大学を辞めて仕送りが止められ、自分で生きていけないなら帰ってこいと両親に言われ、えり好みせずに選んだバイトだった。
高卒、未経験、週3日以上、給料は最低手取り10万。
そんな条件にあった数少ない工場勤務で、眠気に耐えて10時間働き、仕事の翌日が必ず休みであることをモチベーションに最低限の生活をエンジョイしていた。
それがどうだろう、今月から突然何もせずに金が降ってくるようになったのだ。
仕事をやめようか。それとも仕事を続ければ稼ぎはほぼ倍になる。
買いたいものを買えるようにもなるだろう。
彼女だって作れるかもしれない。彼女にご飯をご馳走して喜んだ顔を見れたり、旅行したり、結婚したり、家庭や子供を作って普通の暮らしが可能かもしれない。大学を辞めた事で半ば諦めていた普通といわれる人生を、また手に入れることができるかもしれない。

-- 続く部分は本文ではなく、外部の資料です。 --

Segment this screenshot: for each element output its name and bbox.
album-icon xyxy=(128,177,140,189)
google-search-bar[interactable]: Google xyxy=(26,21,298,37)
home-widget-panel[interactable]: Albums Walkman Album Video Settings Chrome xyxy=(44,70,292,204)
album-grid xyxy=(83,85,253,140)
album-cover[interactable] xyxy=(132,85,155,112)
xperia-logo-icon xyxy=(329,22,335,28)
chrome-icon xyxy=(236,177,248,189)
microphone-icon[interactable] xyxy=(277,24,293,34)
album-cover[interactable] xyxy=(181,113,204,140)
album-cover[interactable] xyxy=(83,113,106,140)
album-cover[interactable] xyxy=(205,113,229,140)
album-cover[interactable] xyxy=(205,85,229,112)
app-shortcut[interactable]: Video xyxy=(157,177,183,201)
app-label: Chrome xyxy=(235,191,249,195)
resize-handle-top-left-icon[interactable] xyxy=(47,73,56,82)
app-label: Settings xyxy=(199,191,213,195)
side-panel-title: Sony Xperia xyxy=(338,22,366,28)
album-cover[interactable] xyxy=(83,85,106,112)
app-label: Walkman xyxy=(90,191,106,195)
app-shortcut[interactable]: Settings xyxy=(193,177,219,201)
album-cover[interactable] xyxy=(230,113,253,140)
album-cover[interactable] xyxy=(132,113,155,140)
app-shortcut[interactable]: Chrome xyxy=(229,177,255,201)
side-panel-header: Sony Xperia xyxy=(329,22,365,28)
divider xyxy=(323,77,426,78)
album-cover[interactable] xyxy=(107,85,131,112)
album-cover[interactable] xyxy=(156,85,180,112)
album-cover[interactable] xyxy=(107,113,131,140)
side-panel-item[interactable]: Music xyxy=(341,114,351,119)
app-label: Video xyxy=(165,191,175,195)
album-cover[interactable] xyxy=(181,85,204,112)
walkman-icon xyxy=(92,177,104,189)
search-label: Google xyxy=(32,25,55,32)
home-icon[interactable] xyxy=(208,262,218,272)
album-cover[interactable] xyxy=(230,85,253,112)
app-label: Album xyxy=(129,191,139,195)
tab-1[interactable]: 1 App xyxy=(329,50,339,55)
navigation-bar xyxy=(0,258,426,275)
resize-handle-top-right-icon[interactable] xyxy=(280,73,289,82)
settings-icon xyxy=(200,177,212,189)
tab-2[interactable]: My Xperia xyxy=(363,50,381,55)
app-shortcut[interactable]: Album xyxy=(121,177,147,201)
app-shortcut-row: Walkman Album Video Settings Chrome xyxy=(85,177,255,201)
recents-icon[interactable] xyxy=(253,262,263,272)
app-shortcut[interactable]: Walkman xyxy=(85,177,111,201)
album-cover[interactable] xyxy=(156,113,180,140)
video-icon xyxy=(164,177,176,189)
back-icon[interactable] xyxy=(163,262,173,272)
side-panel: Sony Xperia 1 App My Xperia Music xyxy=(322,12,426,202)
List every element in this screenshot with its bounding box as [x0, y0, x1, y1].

24歳道程の俺は色々な妄想を続けるが、ふと疑問が浮かんだ。
「というか、どんな法案なんだ?」
いつまでもらえるのか、正確にいくらもらえるのか、何も分からない。
「こんなにおいしい話があるか? なにかデメリットがあるんじゃないか?」
良い事ばかりではないはずだ、例えば、スズメの涙しか稼げないのに、所得税が爆上げして、働けども働けども我が暮らし楽にならざりかもしれない。
大して働いてない俺が言うのもなんだが、啄木も言ってたよな。
普段からパソコンを弄っているが正直ただの高いゲーム機だ。
テレビと違い興味のない事は自分で調べなければ情報は何も入ってこないのがネットだ。そう思った俺は、パソコンに向かってベーシックインカムがどういう物なのかを調べることにした。

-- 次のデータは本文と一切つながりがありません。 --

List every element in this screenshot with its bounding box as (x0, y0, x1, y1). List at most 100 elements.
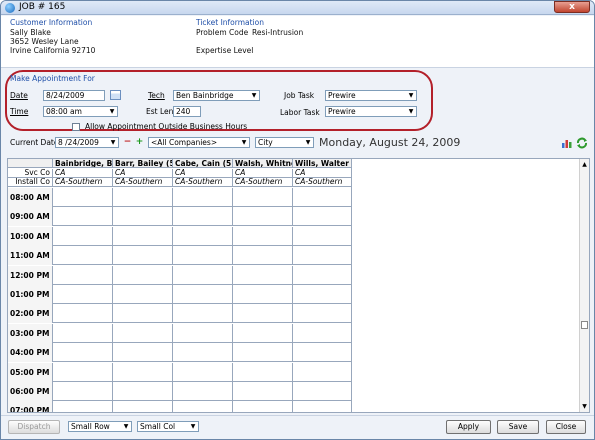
tech-column-header[interactable]: Bainbridge, Ben (53, 159, 113, 167)
tech-column-header[interactable]: Wills, Walter (293, 159, 351, 167)
tech-column-header[interactable]: Walsh, Whitney (233, 159, 293, 167)
col-size-select[interactable]: Small Col ▼ (137, 421, 199, 432)
time-slot-row[interactable]: 09:00 AM (8, 207, 351, 227)
refresh-icon[interactable] (576, 137, 588, 149)
time-slot-label: 09:00 AM (8, 207, 53, 227)
customer-address: 3652 Wesley Lane (10, 37, 79, 46)
column-divider (292, 304, 293, 324)
ticket-info-header: Ticket Information (196, 18, 264, 27)
est-len-field[interactable]: 240 (173, 106, 201, 117)
expertise-level-label: Expertise Level (196, 46, 254, 55)
job-task-label: Job Task (284, 91, 315, 100)
column-divider (232, 285, 233, 304)
time-slot-label: 03:00 PM (8, 323, 53, 343)
time-slot-label: 07:00 PM (8, 401, 53, 412)
window-close-button[interactable]: x (554, 1, 590, 13)
current-date-label: Current Date (10, 138, 59, 147)
column-divider (232, 188, 233, 207)
job-window: JOB # 165 x Customer Information Sally B… (0, 0, 595, 440)
current-date-select[interactable]: 8 /24/2009 ▼ (55, 137, 119, 148)
column-divider (232, 226, 233, 246)
time-slot-row[interactable]: 04:00 PM (8, 343, 351, 363)
close-button[interactable]: Close (546, 420, 586, 434)
time-slot-row[interactable]: 02:00 PM (8, 304, 351, 324)
scroll-up-icon[interactable]: ▲ (580, 160, 589, 169)
calendar-icon[interactable] (110, 90, 121, 100)
time-slot-row[interactable]: 07:00 PM (8, 401, 351, 412)
time-label: Time (10, 107, 29, 116)
tech-select-value: Ben Bainbridge (176, 91, 234, 100)
column-divider (172, 362, 173, 382)
column-divider (292, 323, 293, 343)
labor-task-value: Prewire (328, 107, 356, 116)
column-divider (172, 382, 173, 401)
column-divider (172, 188, 173, 207)
tech-column-header[interactable]: Cabe, Cain (5) (173, 159, 233, 167)
previous-day-button[interactable]: − (122, 137, 133, 147)
time-slot-label: 02:00 PM (8, 304, 53, 324)
schedule-toolbar: Current Date 8 /24/2009 ▼ − + <All Compan… (1, 135, 594, 151)
column-divider (232, 382, 233, 401)
info-panel: Customer Information Sally Blake 3652 We… (1, 16, 594, 68)
scroll-down-icon[interactable]: ▼ (580, 402, 589, 411)
chevron-down-icon: ▼ (109, 108, 115, 115)
column-divider (172, 285, 173, 304)
dispatch-button[interactable]: Dispatch (8, 420, 60, 434)
time-slot-row[interactable]: 06:00 PM (8, 382, 351, 401)
time-select-value: 08:00 am (46, 107, 82, 116)
svc-co-row: Svc Co CA CA CA CA CA (8, 169, 351, 178)
time-slot-label: 10:00 AM (8, 226, 53, 246)
job-task-select[interactable]: Prewire ▼ (325, 90, 417, 101)
install-co-cell: CA-Southern (173, 178, 233, 186)
column-divider (112, 323, 113, 343)
vertical-scrollbar[interactable]: ▲ ▼ (579, 159, 589, 412)
time-slot-row[interactable]: 12:00 PM (8, 265, 351, 285)
tech-select[interactable]: Ben Bainbridge ▼ (173, 90, 260, 101)
column-divider (112, 246, 113, 266)
company-select[interactable]: <All Companies> ▼ (148, 137, 250, 148)
svc-co-cell: CA (53, 169, 113, 177)
column-divider (232, 343, 233, 363)
column-divider (112, 304, 113, 324)
date-field-value: 8/24/2009 (46, 91, 85, 100)
column-divider (112, 226, 113, 246)
chevron-down-icon: ▼ (190, 423, 196, 430)
time-slot-row[interactable]: 10:00 AM (8, 226, 351, 246)
install-co-cell: CA-Southern (233, 178, 293, 186)
job-task-value: Prewire (328, 91, 356, 100)
time-select[interactable]: 08:00 am ▼ (43, 106, 118, 117)
date-label: Date (10, 91, 28, 100)
time-slot-row[interactable]: 08:00 AM (8, 188, 351, 207)
scroll-thumb[interactable] (581, 321, 588, 329)
column-divider (232, 207, 233, 227)
column-divider (172, 246, 173, 266)
allow-outside-hours-checkbox[interactable] (72, 123, 80, 131)
date-field[interactable]: 8/24/2009 (43, 90, 105, 101)
time-slot-label: 01:00 PM (8, 285, 53, 304)
column-divider (232, 323, 233, 343)
chevron-down-icon: ▼ (123, 423, 129, 430)
row-size-select[interactable]: Small Row ▼ (68, 421, 132, 432)
chart-icon[interactable] (561, 137, 573, 149)
chevron-down-icon: ▼ (408, 108, 414, 115)
column-divider (292, 188, 293, 207)
title-bar: JOB # 165 x (1, 1, 594, 15)
column-divider (112, 343, 113, 363)
grid-header-row: Bainbridge, Ben Barr, Bailey (5) Cabe, C… (8, 159, 351, 168)
time-slot-row[interactable]: 11:00 AM (8, 246, 351, 266)
tech-column-header[interactable]: Barr, Bailey (5) (113, 159, 173, 167)
column-divider (232, 246, 233, 266)
column-divider (172, 226, 173, 246)
next-day-button[interactable]: + (134, 137, 145, 147)
time-slot-row[interactable]: 03:00 PM (8, 323, 351, 343)
city-select[interactable]: City ▼ (255, 137, 314, 148)
appointment-panel: Make Appointment For Date 8/24/2009 Time… (1, 69, 594, 133)
labor-task-select[interactable]: Prewire ▼ (325, 106, 417, 117)
column-divider (232, 265, 233, 285)
time-slot-row[interactable]: 01:00 PM (8, 285, 351, 304)
save-button[interactable]: Save (497, 420, 539, 434)
apply-button[interactable]: Apply (446, 420, 491, 434)
column-divider (172, 401, 173, 412)
column-divider (232, 401, 233, 412)
time-slot-row[interactable]: 05:00 PM (8, 362, 351, 382)
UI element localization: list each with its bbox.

しかし、少し調べるとネットの中では様々な情報が交錯していた。
「ベーシックインカム開始が起爆剤で日本は滅ぶ……」
頭のよさそうな経済学者のブログでは大々的にそんなタイトルが付いていた。
「神の政策は日本を救う!」
頭の良さそうなインフルエンサーはそんな事をSNSでつぶやいていた。
どうやら肯定派と否定派で真っ二つのようだった。
法案を通ったのが1年前で、実施開始が先週あたり、実証実験に至っては何年も前の話だ。俺は何も知らなかった。
「これからはもう少しニュースを見よう……」
「えーっと?日本国籍をもつすべての国民に一定額の給付金を配布か」
成人であれば状況を問わず成人した世帯主には一律毎月12万円。
扶養家族は成人が8万円、未成年一人につき4万円の給付。
所得税は変わらず今後消費税が15%に上がる法案を提出済み。
実施は来年以降か?
「法人税が累進税率になって段階制に……」
こんなのは俺に関係ない。俺に関わることでなにか変わったことは無いのか?
続けて調べていくと、様々な事が変化していた。
「国民保険が4割負担、でも高度医療は変わらずか……」
「生前贈与税が廃止で固定資産税は増額か。国民はため込むなって事か……」
「国民年金が85歳から可能で今後負担額増額の予定……マジか」
「子無し税も検討されているとか……やめてくれ!」
予算確保のために国債大量発行、日銀が買い上げ円安対策に金利を調整など……。
「大改革じゃねーか……日本に何がおこってるんだ?」
俺だって何も知らないわけじゃない、大学は一応経済学部だったが、入ってすぐ遊び惚けて、何か学ぶ前にやめてしまっただけだ。
日本があらゆる既得権益の下で、国民が奴隷だったって事を思い知るほどうんざりした。将来儲かりそうだから入っただけだったが、漠然と起業したいという希望がそうさせた。
しかし学ぶほど政治や経済に何の興味も持てなかった俺は速攻で腐ってしまったのだ。
つまりニュースを見ていなかったせいで、俺にとって突然降って沸いたような日本の大改革により、俺の中で今までの世界が一変した日だった。
ここは異世界だ。俺は突然異世界に転移したんだ。
「今後の身の振り方考えなきゃな……」
そう考えるも、ずっと繰り返していた怠惰な日々はすぐに俺を動かしはせず、今日も今日とてネトゲしてアニメ見て、時々バイトに行っての日々が続く。
そんなある日、バイトの上司から突然声をかけられたのだった。